The city’s Sustainability Advisory Board advanced the recommendation Tuesday night during a special meeting at the Douglas County Fairgrounds, with about 30 members of the public in attendance.
The proposal would apply to all single-use plastic and paper bags except those used for raw meat, seafood and bulk items such as fruits, vegetables and nuts, the Journal-World has previously reported. The fee would cover the cost of administering the policy, but it would also be used to support local environmental initiatives and programming for low-income residents, including offering access to reusable bags.
The proposal would also require retailers who offer single-use bags to display an educational flyer, provided by the city, explaining the rationale behind the bag fee.
Board member Rachel Krause, an associate professor in KU’s School of Public Affairs and Administration, said the 16-cent amount was based on three studies that attempted to calculate the social and environmental cost of disposable bags. She and fellow committee members stressed that the initiative isn’t about increasing the city’s revenue but about helping the environment.
“The odd charge of 16 cents may catch people’s attention and open the door to educational opportunities,” board member Michael Steinle said, adding that his family of four uses around 27 single-use bags a week.

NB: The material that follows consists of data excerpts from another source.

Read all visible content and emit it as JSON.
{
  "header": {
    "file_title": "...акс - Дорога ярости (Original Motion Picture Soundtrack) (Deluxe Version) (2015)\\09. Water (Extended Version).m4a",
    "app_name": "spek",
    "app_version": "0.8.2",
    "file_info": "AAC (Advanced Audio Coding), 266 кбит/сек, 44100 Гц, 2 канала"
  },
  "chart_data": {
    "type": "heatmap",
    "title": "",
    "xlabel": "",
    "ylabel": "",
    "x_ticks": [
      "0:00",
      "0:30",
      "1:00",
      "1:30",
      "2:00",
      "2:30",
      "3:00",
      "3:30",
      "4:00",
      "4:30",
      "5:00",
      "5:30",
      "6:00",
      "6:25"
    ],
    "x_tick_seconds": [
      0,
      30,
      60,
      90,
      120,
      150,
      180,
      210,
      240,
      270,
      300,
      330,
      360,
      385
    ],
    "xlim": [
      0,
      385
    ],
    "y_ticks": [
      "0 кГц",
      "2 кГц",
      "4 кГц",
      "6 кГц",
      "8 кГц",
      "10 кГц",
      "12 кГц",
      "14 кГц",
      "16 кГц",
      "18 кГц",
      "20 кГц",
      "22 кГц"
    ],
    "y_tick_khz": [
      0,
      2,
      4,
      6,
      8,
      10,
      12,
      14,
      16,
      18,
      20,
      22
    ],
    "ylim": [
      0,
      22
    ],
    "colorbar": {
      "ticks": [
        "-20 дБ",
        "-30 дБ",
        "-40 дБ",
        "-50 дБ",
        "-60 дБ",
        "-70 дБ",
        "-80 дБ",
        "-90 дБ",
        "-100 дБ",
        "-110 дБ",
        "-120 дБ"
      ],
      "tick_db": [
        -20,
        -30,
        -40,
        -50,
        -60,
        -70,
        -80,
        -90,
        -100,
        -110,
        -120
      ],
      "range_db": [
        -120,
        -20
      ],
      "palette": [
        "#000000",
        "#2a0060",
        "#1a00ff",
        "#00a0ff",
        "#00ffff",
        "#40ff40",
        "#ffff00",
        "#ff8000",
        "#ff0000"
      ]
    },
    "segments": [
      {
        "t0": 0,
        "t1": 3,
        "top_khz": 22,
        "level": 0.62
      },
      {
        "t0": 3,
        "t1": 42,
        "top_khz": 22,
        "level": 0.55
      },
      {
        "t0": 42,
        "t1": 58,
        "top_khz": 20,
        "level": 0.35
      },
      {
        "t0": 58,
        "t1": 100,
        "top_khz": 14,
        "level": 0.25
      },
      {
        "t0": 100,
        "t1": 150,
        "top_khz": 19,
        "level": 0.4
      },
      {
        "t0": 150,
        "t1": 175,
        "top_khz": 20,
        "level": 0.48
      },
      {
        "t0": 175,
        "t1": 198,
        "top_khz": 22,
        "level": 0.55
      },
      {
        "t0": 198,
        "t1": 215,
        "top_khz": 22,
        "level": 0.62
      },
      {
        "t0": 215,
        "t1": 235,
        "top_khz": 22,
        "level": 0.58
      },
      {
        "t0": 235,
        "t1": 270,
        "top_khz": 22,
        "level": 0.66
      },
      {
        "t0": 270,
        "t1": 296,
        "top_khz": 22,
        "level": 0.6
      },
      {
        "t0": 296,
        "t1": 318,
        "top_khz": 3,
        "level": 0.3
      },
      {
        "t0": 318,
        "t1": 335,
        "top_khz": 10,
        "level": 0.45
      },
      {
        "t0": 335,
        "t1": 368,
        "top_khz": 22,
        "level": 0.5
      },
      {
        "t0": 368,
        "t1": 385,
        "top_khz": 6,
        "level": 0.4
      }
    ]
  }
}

When asked by the Journal-World why paper bags were included in the proposal, Steinle said paper bags were a poor use of resources and there was a limit to the recyclability of paper.

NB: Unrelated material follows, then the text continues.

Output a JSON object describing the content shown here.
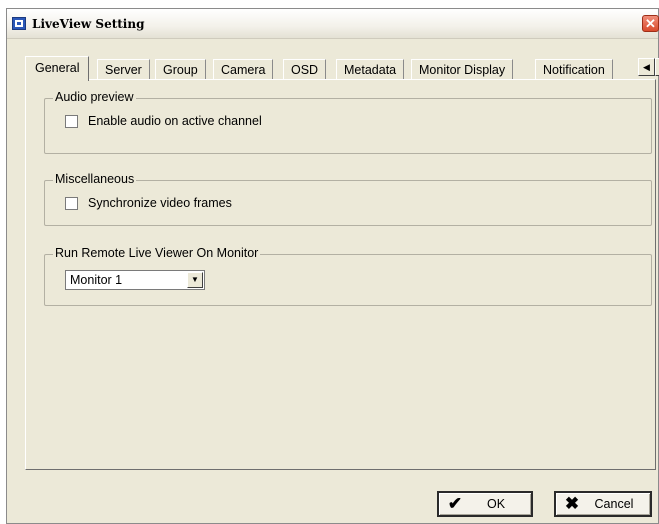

Several Lawrence residents at the meeting thought the recommendation didn’t go far enough and instead called for a total ban on single-use bags. Others said time was of the essence to protect the environment from pollution and urged the city to act quickly to put the fee in place.

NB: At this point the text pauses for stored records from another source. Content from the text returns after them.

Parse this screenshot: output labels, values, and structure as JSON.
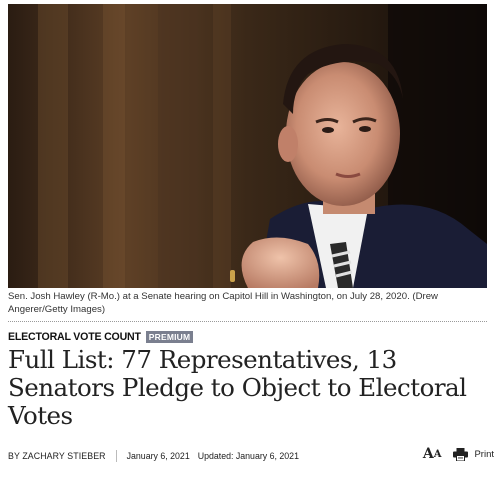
{
  "article": {
    "image": {
      "alt_subject": "senator-portrait",
      "caption": "Sen. Josh Hawley (R-Mo.) at a Senate hearing on Capitol Hill in Washington, on July 28, 2020. (Drew Angerer/Getty Images)"
    },
    "category": "ELECTORAL VOTE COUNT",
    "badge": "PREMIUM",
    "headline": "Full List: 77 Representatives, 13 Senators Pledge to Object to Electoral Votes",
    "author": "BY ZACHARY STIEBER",
    "published": "January 6, 2021",
    "updated": "Updated: January 6, 2021",
    "tools": {
      "font_size_icon": "font-size-icon",
      "font_size_label": "A",
      "print_icon": "printer-icon",
      "print_label": "Print"
    }
  },
  "colors": {
    "badge_bg": "#7a7f8f",
    "text": "#111111",
    "divider": "#9a9a9a"
  }
}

Not everyone was happy with the proposal, however. Jim Lewis, the owner of Checkers Foods, said he was afraid that low-income shoppers at his store might not be able to afford the fee. He also told the board that his store’s bags were made of 25% reusable material and had a message printed on them that asked shoppers to reuse them or return them to the store.
“Why were plastic bags first introduced? To save trees,” Lewis said.
With the Sustainability Advisory Board’s approval, the proposal will now be forwarded to the City Commission, which will make the ultimate decision on whether to impose a fee.